Ne olduysa bu dakikadan sonra olmaya başladı. Orta alanda MarekHamsik-Berat ikilisiyle ona ayak uyduran Siopis’in orta alanı ele geçirme arzusu ve geçirmesi, sağdan Abdülkadir ile soldan da Nwakaeme ile üretkenliklerini oyuna koymaları, Trabzon’un oyunu ele geçirmesine yetti.
Ta ki, 26.dakikaya kadar;
Futbolda, “topun da sizi sevmesi lazım” der otoriteler. Dakika 26’da Demirspor’un yediği gole bu terimi yakıştırmak doğru. Doğukan’ın kale çizgisinden topu çıkarırken yaptığı, Nwakaeme’nin topu almak için kendini göstermesini, ilk pozisyondaki topa vuruşunu her ikiy oyuncunun futbol zekalarına bağlayabiliriz. Direkten dönen topun ikinci kez Nwakaeme’ninayağına gelmesi, üç kişinin arasından topun geçerek kaleye gitmesi,dakika 82’de Dorukhan’ın kendi kalesine kafa vuruşunu, Uğurcan’ın zar-zor kurtarışı, sonrasında topun direkten dönmesi, karambolde onca kişinin arasından topun yine Uğurcan’ın kurtarışı ve topun onda kalmasını ise “topun sizi sevmesi” haline bağlamak lazım.Nwakaeme’nin ortaya koyduğu oyun, bir futbolcunun yeteneğinden çok daha fazlasını gösterdi.
45+ da kaçanlar
Demirspor, yediği gole karşılık bulması gerekiyordu. 43.dakikada Akintola, Tarbzon’un çıkarken yaptığı pas hatasını, topla buluşmasını iyi yapabilse, pozisyonu ve golü bulabilecekti. 45+2 Svensson’un altı pasa yakın, 45+3’te ise bu sefer Balotelli’nin altı pasın içinden topu kalenin üstünden dışarı vurmaları, Demirspor’un beraberliği bulabileceği en önemli pozisyonlarıydı. Biri gol olsa, devre arasına moralle girecek, belki de maçın başındaki oyun anlayışı ve motivasyonuna geri dönme şansını yakalayabilecekti.
Demirspor’un oyuna dönmesi gerekiyordu
45+ larda kaçan iki net pozisyon, maçın ikinci yarısının psikolojisine de olumsuz yansıdı. Maça başladıklarındaki oyun heyecanı, mücadelesi gitmiş, sıradan bir mücadeleye maç dönüşmüştü.

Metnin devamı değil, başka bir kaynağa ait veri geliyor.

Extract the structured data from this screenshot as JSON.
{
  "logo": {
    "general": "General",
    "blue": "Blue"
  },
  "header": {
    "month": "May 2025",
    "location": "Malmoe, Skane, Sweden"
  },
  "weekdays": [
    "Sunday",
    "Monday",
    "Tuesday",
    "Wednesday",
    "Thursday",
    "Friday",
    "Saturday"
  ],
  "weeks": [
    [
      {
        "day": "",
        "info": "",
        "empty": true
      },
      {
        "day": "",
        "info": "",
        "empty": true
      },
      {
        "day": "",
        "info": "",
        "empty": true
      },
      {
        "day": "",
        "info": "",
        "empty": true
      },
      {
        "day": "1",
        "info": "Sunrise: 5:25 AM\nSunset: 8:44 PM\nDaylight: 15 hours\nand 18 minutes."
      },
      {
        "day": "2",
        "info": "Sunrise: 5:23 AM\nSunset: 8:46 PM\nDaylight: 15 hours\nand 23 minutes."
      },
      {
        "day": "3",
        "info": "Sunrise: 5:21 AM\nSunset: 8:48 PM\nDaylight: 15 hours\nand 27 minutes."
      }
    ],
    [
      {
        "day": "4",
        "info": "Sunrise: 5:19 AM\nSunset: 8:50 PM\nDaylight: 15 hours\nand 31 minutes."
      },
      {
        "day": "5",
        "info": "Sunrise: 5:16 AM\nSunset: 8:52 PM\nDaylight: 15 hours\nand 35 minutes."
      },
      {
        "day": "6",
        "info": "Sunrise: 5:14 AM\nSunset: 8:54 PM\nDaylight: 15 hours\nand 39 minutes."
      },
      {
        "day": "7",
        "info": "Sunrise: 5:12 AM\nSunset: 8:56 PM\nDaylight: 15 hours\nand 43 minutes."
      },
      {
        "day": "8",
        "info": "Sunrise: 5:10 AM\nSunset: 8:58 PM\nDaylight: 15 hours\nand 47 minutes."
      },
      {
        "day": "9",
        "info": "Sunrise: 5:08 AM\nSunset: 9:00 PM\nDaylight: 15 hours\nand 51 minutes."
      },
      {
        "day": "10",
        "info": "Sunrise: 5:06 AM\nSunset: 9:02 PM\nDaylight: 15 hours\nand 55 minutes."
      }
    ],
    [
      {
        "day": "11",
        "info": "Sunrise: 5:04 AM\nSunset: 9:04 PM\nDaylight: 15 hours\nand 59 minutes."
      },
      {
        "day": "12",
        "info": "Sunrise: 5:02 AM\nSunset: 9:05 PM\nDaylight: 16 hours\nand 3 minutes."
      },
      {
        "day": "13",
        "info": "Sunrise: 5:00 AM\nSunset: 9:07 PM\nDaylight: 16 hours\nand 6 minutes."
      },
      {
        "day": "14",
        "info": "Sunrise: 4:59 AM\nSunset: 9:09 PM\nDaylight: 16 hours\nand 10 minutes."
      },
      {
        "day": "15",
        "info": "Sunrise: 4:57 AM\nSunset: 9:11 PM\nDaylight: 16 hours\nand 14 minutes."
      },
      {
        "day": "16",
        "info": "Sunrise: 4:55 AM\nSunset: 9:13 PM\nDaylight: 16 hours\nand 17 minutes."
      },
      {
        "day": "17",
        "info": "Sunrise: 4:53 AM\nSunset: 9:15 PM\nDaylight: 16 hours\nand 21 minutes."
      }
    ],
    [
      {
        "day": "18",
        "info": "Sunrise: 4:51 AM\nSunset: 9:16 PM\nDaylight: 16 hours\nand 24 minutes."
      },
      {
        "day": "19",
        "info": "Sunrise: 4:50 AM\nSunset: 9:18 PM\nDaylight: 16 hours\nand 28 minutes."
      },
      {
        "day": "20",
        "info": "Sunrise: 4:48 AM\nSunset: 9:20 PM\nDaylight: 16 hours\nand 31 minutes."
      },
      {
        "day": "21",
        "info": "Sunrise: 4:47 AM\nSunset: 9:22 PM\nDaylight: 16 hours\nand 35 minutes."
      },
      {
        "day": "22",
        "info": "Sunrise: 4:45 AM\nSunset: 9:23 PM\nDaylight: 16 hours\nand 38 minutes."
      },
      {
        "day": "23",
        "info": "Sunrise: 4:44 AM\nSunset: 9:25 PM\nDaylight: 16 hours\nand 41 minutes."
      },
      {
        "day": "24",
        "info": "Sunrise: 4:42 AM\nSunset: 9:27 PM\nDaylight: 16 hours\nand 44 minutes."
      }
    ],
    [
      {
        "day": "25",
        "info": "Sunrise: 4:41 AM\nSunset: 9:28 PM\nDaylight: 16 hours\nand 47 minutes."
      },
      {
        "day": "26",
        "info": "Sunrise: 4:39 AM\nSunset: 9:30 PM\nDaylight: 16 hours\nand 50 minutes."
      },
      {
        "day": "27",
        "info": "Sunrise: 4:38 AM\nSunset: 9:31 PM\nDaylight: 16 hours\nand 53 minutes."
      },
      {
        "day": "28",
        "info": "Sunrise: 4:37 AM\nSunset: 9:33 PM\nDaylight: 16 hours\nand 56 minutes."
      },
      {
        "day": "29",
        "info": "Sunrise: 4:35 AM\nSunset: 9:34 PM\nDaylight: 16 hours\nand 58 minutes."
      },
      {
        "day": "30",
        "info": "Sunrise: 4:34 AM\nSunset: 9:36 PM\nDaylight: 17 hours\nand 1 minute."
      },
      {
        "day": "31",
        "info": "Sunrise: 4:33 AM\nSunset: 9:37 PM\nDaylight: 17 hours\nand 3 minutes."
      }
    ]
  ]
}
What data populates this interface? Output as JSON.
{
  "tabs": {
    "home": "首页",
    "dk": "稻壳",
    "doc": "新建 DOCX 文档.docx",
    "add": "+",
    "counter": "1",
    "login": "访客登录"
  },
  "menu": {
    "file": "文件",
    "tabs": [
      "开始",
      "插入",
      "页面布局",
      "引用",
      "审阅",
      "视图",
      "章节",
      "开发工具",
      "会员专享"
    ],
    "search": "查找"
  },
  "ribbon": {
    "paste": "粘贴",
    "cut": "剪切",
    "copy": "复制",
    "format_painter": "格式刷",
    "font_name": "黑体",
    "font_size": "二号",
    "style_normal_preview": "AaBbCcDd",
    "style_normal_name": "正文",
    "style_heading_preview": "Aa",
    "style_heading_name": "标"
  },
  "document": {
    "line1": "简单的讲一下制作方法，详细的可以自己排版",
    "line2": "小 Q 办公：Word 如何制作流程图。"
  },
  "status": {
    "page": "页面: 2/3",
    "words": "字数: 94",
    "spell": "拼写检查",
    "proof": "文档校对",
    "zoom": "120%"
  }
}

Üstelik,maçın başında yüksek konsantrasyonlu Balotelli yerine, yine ligin başındaki sinirli ve pozisyonları hakeme, arkadaşlarına anlatmaya çalışan bir hale dönmüştü. Demirspor’un dakika 70’lerden sonra oyundan iyice düşünce maçın sonu da kaçınılmaz oldu.
Oyuncu performanslarında, Demirspor’un yediği ikinci golde, Simon Deli’nin rakibini kaçırması, Muric’in pozisyondaki kararsızlığı, topla buluşmalarında çevre kontrolü problemi yaşayan, Cumartesi gününün oyuna iyi başlayamayan tek oyuncusu, hızını sadece toplu alanlarda kullanmaya çalışan, topsuz oyunda görünmeyenAkintola, gözüme takılan oyuncu grubuydu. Stambauli ve Samet’in oyuna koyduğu mücadele anlayışları da çok pozitifti.
Son söz;
Haftalardır puan kaybetmeyen, ligin en iyi takımı Trabzon maçı, hiç te kolay değildi. Demirspor maça iyi başlamıştı ama iyi bitiremediği bir maç oldu.